Darwin College, University of Cambridge and The Wellcome Trust Sanger Institute, Wellcome Trust Genome Campus, Cambridge, CB10 1SA, UNITED KINGDOM.
Current functional genomics relies on known and characterised genes, but despite significant efforts in the field of genome annotation, accurate identification and elucidation of protein coding gene structures remains challenging. Methods are limited to computational predictions and transcript-level experimental evidence, hence translation cannot be verified. Proteomic mass spectrometry is a method that enables sequencing of gene product fragments, enabling the validation and refinement of existing gene annotation as well as the detection of novel protein coding regions. However, the application of proteomics data to genome annotation is hindered by the lack of suitable tools and methods to achieve automatic data processing and genome mapping at high accuracy and throughput. The main objectives of this work are to address these issues and to demonstrate the applicability in a pilot study that validates and refines annotation of Mus musculus.

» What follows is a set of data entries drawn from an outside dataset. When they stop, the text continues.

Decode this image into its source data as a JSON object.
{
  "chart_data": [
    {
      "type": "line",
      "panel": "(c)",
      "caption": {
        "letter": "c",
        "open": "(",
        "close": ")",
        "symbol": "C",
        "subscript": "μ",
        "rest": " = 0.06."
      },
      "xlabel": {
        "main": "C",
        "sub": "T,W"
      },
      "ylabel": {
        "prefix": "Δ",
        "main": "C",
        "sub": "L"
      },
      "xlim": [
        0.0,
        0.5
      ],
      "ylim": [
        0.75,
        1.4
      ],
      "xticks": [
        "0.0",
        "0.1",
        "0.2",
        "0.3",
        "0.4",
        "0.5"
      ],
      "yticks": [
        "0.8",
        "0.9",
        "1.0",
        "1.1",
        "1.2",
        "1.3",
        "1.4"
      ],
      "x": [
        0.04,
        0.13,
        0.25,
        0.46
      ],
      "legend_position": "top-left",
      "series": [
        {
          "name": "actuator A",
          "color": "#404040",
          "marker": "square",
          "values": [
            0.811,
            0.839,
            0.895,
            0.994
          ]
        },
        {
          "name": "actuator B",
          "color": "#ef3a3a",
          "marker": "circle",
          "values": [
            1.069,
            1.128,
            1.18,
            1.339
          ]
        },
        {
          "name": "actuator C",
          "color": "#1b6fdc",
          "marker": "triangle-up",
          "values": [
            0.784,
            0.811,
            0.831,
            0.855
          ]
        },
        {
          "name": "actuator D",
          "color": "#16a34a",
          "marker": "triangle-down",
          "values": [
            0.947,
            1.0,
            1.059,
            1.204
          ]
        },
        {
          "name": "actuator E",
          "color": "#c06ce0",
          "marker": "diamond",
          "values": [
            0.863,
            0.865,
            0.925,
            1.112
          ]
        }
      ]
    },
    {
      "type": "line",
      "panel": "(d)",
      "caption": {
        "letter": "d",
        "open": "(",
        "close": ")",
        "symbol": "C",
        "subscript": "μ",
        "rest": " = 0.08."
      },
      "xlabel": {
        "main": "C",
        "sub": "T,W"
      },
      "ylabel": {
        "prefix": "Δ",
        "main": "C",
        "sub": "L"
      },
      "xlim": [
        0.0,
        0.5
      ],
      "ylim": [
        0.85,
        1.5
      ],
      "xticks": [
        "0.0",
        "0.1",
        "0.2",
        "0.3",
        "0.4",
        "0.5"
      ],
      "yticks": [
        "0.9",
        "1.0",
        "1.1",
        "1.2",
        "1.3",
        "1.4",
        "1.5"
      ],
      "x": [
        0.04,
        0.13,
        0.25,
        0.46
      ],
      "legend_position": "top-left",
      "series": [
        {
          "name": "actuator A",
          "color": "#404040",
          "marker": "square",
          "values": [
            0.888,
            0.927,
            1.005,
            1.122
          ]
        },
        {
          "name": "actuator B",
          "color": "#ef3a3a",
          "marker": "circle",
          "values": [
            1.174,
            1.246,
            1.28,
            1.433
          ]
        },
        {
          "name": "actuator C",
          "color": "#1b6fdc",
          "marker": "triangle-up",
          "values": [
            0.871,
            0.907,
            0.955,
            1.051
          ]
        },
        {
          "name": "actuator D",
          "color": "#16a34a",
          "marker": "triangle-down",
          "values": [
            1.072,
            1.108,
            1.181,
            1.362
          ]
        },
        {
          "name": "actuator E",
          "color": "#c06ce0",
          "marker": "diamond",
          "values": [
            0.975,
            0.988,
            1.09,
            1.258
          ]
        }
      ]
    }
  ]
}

In the first part of this project I evaluate the scoring schemes of \Mascot", which is a peptide identification software that is routinely used, for low and high mass accuracy data and show these to be not sufficiently accurate. I develop an alternative scoring method that provides more sensitive peptide identification specifically for high accuracy data, while allowing the user to fix the false discovery rate.
Building upon this, I utilise the machine learning algorithm “Percolator” to further extend my Mascot scoring scheme with a large set of orthogonal scoring features that assess the quality of a peptide-spectrum match. I demonstrate very good sensitivity with this approach and highlight the importance of reliable and robust peptide-spectrum match significance measures.
To close the gap between high throughput peptide identification and large scale genome annotation analysis I introduce a proteogenomics pipeline. A comprehensive database is the central element of this pipeline, enabling the efficient mapping of known and predicted peptides to their genomic loci, each of which is associated with supplemental annotation information such as gene and transcript identifiers. Software scripts allow the creation of automated genome annotation analysis reports.
In the last part of my project the pipeline is applied to a large mouse MS dataset. I show the value and the level of coverage that can be achieved for validating genes and gene structures, while also highlighting the limitations of this technique. Moreover, I show where peptide identifications facilitated the correction of existing annotation, such as re-defining the translated regions or splice boundaries. Moreover, I propose a set of novel genes that are identified by the MS analysis pipeline with high confidence, but largely lack transcriptional or conservational evidence.